I was making the point that if it's so uncomfortable and aggressive after 3 days it may well get worse as the dog starts to get more comfortable and show it's full personality.

frostedviolets Tue 28-Jan-20 17:55:19

Oh also, started out as a breeders dog hmm

You don't have huge numbers of dogs come in due to being found straying, landlord refusal, new job hours, job loss, bereavement, new babies, allergies, not getting on with another resident dog, relationship break ups...?

MissPepper8 Tue 28-Jan-20 18:32:43

Because I think that most adult dogs find children really stressful and unnerving

OK but you can also argue that there are puppies also in shelters, always have puppies popping up rescues for some sad reason. You don't have to jump straight to breeders.

Op also shouldn't be dashing back to the rescue, atleast give the poor thing a chance. You wouldn't see a puppy settling in, in 3 days.

frostedviolets Tue 28-Jan-20 18:49:29

OK but you can also argue that there are puppies also in shelters, always have puppies popping up rescues for some sad reason.
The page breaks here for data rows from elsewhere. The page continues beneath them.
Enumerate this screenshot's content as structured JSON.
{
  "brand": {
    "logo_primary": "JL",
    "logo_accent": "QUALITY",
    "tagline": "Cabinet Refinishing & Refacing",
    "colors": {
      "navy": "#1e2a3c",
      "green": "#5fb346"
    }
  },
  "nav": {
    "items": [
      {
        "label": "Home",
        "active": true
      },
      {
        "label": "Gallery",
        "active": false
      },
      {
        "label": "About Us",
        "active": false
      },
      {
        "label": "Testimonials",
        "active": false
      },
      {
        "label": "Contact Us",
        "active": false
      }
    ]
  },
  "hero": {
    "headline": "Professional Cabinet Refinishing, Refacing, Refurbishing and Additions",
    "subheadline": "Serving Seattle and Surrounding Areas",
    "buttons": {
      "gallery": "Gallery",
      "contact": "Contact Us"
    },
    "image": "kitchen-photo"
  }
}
You don't have to jump straight to breeders
Absolutely true, there are often puppies in and I have no issue with rescue pups being homed with young children.

For me personally though, I like to see the parents so I have a good idea of what sort of temperament to expect in adulthood.

I like the fact that responsible breeders health test aswell so you can have a much reduced chance of getting a dog with serious health issues if you pick your breeder carefully.

Reputable breeders will take the dog back at any point aswell.

I'm really not against rescue dogs. Honestly.
I just think it's not a good idea placing adult dogs (no matter where they are from) with young children and in the OPs case it seems to me that the dog is seriously anxious and unhappy around kids.

I think a dog that growls and the barks the second it sees children poses a safety risk and shouldn't be in a home with young children.

I think the dog would be far far happier if returned to rescue and placed in a child free home.

CSIblonde Tue 28-Jan-20 18:53:04

3days is too soon to give in IME of rescues. Yes to the treats so he associates them with food. They could also be in charge of his feeds, with you there too of course to hammer the point home. And Google Victoria, the 'Its Me or the Dog' lady, she has a USA series now & is great on aggression issues, its on You Tube.

FAQs Tue 28-Jan-20 18:56:22

@frostedviolets it’s not an adult dog, it’s a puppy.